The protagonist is fourteen-year old Joey (Jack Dylan Grazer), who lives with his mother Carol (Mena Suvari) and older brother Matt (Fionn Whitehead).  The boys’ father is dead—we will learn that he had lung cancer, but died of a gunshot wound.  Carol is ill with lung cancer too (repeated shots of a factory smokestack belching out fumes down the block from the family’s house are obviously meant to indicate the source of the illness) , and is burdened with huge medical bills.

That is what supposedly prompts Matt, a volatile, reckless seventeen-year old with a nasty streak, to bully Joey into joining him in the robbery of an elderly neighbor whose house is being treated for some sort of infestation.  As they escape with a canister of cash, they’re accosted by a man (Rainn Wilson) wearing a security guard’s uniform who chases them into the woods.  But he stumbles into a deep hole (man-made, but to what purpose is unclear) and breaks his ankle in the process.  Matt compels Joey to follow him back to the house with the loot, leaving the injured man behind.

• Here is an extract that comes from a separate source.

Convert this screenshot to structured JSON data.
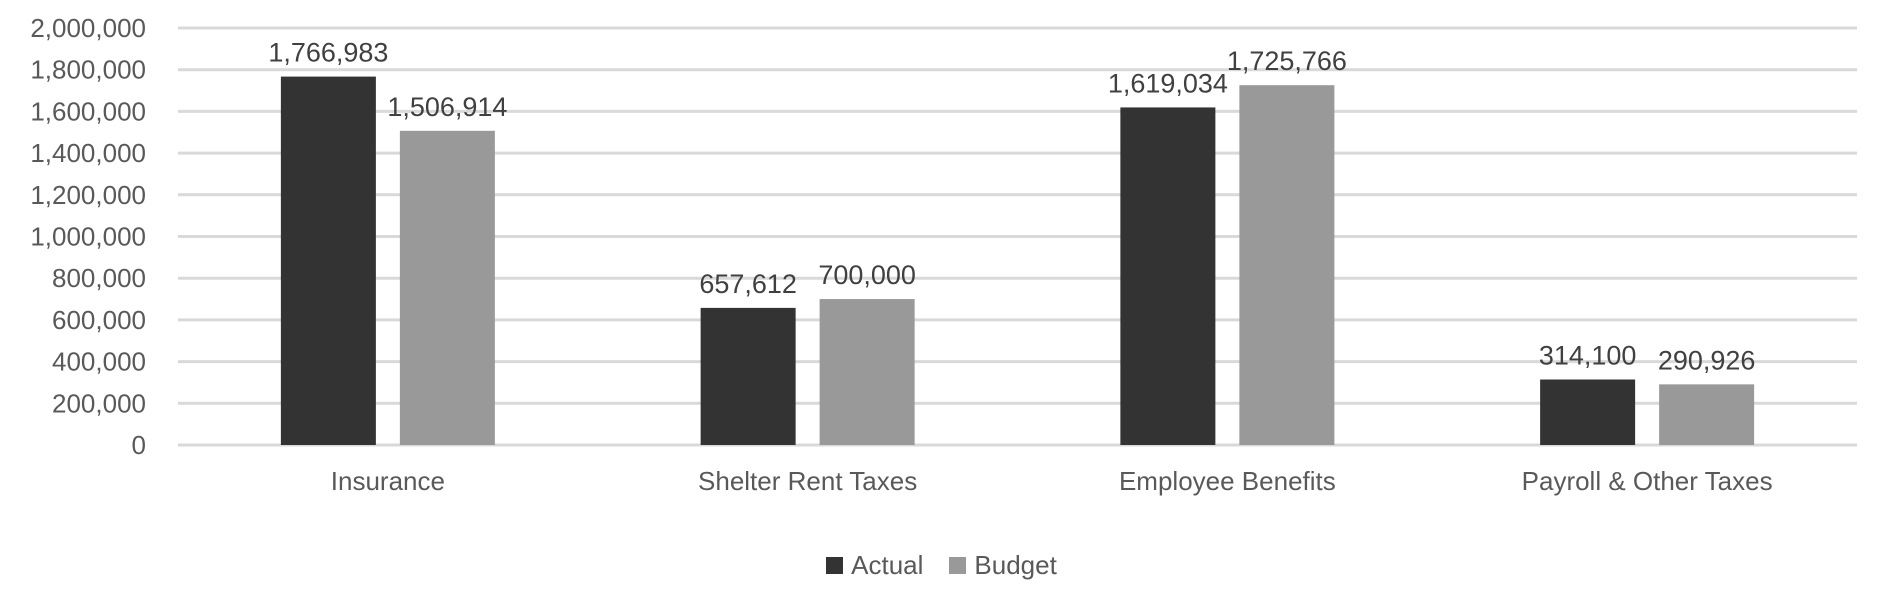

Joey’s haunted by what they’ve done, and goes back alone to see about the fellow, who tells him his name is Hamby and begs him to call for help.  Joey is torn, caught between his desire to assist Hamby and the threat of retaliation from Matt if he does.  The result is the emergence of a curious sort of friendship between the boy and the trapped man: Joey brings Hamby food and even a walkie-talkie so that they can converse, while still resisting the man’s pleas to rescue him.  The situation is complicated when Matt begins spending the stolen money on girls and parties and grows increasingly brutal: he actually tries to kill Hamby, and threatens to hurt Joey physically or perhaps blame him for the crime and turn him in to the police.

At this point McAulay throws a far-fetched twist into the plot that turns the movie into an oddball buddy story in which Joey and Hamby form an unholy kid-and-surrogate-father alliance.  Wilson and Grazer (who was Freddy Freeman in “Shazam!”) are both so invested in their characters that they almost pull McAulay’s contrivance off; unfortunately Whitehead is so over-the-top as Matt (has been from the very beginning, in fact, but is even more unbelievable when he turns into an Eddie Haskell type toward the close) that he undermines their delicate routine.  A further twist involving Carol, whom Mena Suvari has until then played as a one-note suffering soul, strains credulity even further. 

Nonetheless the back-and-forth between Grazer and Wilson is sufficiently clever, and their performances so engaging, that the movie is watchable to the end, despite the stumbles.  Shot in Kentucky, it boasts decent technical work from cinematographer Guillermo Garza, production designer Norá Takács and Ben Baudhuin, though the droning score by Joseph Stephens comes across as unimaginative.

Like so many of those seventies made-for-TV potboilers, “Don’t Tell a Soul” is basically a guilty pleasure, but still a pleasure, though a distinctly minor-league one.